26Then all the Israelites, the whole army, went up to Bethel, and there they sat weeping before the Lord. They fasted that day until evening and presented burnt offerings and fellowship offerings to the Lord. 27And the Israelites inquired of the Lord. (In those days the ark of the covenant of God was there, 28with Phinehas son of Eleazar, the son of Aaron, ministering before it.) They asked, “Shall we go up again to fight against the Benjamites, our fellow Israelites, or not?”
The Lord responded, “Go, for tomorrow I will give them into your hands.”
29Then Israel set an ambush around Gibeah. 30They went up against the Benjamites on the third day and took up positions against Gibeah as they had done before. 31The Benjamites came out to meet them and were drawn away from the city. They began to inflict casualties on the Israelites as before, so that about thirty men fell in the open field and on the roads—the one leading to Bethel and the other to Gibeah. 32While the Benjamites were saying, “We are defeating them as before,” the Israelites were saying, “Let’s retreat and draw them away from the city to the roads.”
33All the men of Israel moved from their places and took up positions at Baal Tamar, and the Israelite ambush charged out of its place on the westof Gibeah.34Then ten thousand of Israel’s able young men made a frontal attack on Gibeah. The fighting was so heavy that the Benjamites did not realize how near disaster was. 35The Lord defeated Benjamin before Israel, and on that day the Israelites struck down 25,100 Benjamites, all armed with swords. 36Then the Benjamites saw that they were beaten.
Now the men of Israel had given way before Benjamin, because they relied on the ambush they had set near Gibeah. 37Those who had been in ambush made a sudden dash into Gibeah, spread out and put the whole city to the sword. 38The Israelites had arranged with the ambush that they should send up a great cloud of smoke from the city, 39and then the Israelites would counterattack.
The Benjamites had begun to inflict casualties on the Israelites (about thirty), and they said, “We are defeating them as in the first battle.” 40But when the column of smoke began to rise from the city, the Benjamites turned and saw the whole city going up in smoke. 41Then the Israelites counterattacked, and the Benjamites were terrified, because they realized that disaster had come on them. 42So they fled before the Israelites in the direction of the wilderness, but they could not escape the battle. And the Israelites who came out of the towns cut them down there. 43They surrounded the Benjamites, chased them and easily overran them in the vicinity of Gibeah on the east. 44Eighteen thousand Benjamites fell, all of them valiant fighters. 45As they turned and fled toward the wilderness to the rock of Rimmon, the Israelites cut down five thousand men along the roads. They kept pressing after the Benjamites as far as Gidom and struck down two thousand more.

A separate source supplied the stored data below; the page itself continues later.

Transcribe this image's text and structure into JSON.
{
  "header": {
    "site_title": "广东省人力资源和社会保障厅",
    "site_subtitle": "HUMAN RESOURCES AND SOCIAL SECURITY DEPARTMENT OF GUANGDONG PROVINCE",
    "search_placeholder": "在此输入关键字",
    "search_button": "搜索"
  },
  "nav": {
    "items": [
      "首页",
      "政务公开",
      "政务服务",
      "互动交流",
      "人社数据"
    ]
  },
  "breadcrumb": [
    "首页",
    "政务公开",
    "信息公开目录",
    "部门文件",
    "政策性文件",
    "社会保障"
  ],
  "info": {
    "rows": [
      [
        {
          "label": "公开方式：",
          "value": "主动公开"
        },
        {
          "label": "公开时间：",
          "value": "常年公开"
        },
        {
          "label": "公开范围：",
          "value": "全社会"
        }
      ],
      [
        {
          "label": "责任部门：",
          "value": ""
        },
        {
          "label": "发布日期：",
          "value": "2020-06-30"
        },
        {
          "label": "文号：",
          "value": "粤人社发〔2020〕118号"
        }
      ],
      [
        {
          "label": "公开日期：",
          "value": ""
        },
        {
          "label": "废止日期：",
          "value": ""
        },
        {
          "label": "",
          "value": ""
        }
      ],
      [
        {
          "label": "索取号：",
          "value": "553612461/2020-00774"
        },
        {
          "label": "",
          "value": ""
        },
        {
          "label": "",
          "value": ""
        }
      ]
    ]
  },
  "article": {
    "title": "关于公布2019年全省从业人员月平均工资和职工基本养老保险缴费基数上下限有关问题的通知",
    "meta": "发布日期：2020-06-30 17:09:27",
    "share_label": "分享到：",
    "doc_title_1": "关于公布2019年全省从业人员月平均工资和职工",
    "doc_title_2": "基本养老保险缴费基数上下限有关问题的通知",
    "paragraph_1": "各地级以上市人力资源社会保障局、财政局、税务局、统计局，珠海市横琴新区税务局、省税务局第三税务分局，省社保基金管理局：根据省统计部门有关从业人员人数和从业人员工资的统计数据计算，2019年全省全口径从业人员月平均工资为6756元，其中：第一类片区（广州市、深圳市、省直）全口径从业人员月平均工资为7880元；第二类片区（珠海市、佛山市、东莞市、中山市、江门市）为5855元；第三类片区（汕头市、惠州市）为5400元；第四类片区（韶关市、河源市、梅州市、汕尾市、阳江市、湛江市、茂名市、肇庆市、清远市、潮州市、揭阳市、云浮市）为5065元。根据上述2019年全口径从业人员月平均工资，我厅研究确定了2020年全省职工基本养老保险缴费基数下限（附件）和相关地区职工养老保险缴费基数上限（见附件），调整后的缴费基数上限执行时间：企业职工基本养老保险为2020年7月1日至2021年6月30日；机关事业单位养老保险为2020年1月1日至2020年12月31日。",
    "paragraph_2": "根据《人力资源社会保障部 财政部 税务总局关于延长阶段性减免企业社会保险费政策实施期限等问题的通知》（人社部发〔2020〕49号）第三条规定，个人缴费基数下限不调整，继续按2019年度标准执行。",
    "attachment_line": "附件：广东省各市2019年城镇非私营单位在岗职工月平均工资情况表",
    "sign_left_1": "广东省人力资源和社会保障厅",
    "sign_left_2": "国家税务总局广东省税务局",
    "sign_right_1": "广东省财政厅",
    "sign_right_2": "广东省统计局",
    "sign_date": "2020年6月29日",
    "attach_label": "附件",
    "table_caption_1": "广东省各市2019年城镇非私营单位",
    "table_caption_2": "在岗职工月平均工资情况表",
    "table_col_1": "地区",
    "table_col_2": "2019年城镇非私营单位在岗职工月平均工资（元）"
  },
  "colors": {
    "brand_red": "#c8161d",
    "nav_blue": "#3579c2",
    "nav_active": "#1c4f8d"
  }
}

46On that day twenty-five thousand Benjamite swordsmen fell, all of them valiant fighters. 47But six hundred of them turned and fled into the wilderness to the rock of Rimmon, where they stayed four months. 48The men of Israel went back to Benjamin and put all the towns to the sword, including the animals and everything else they found. All the towns they came across they set on fire.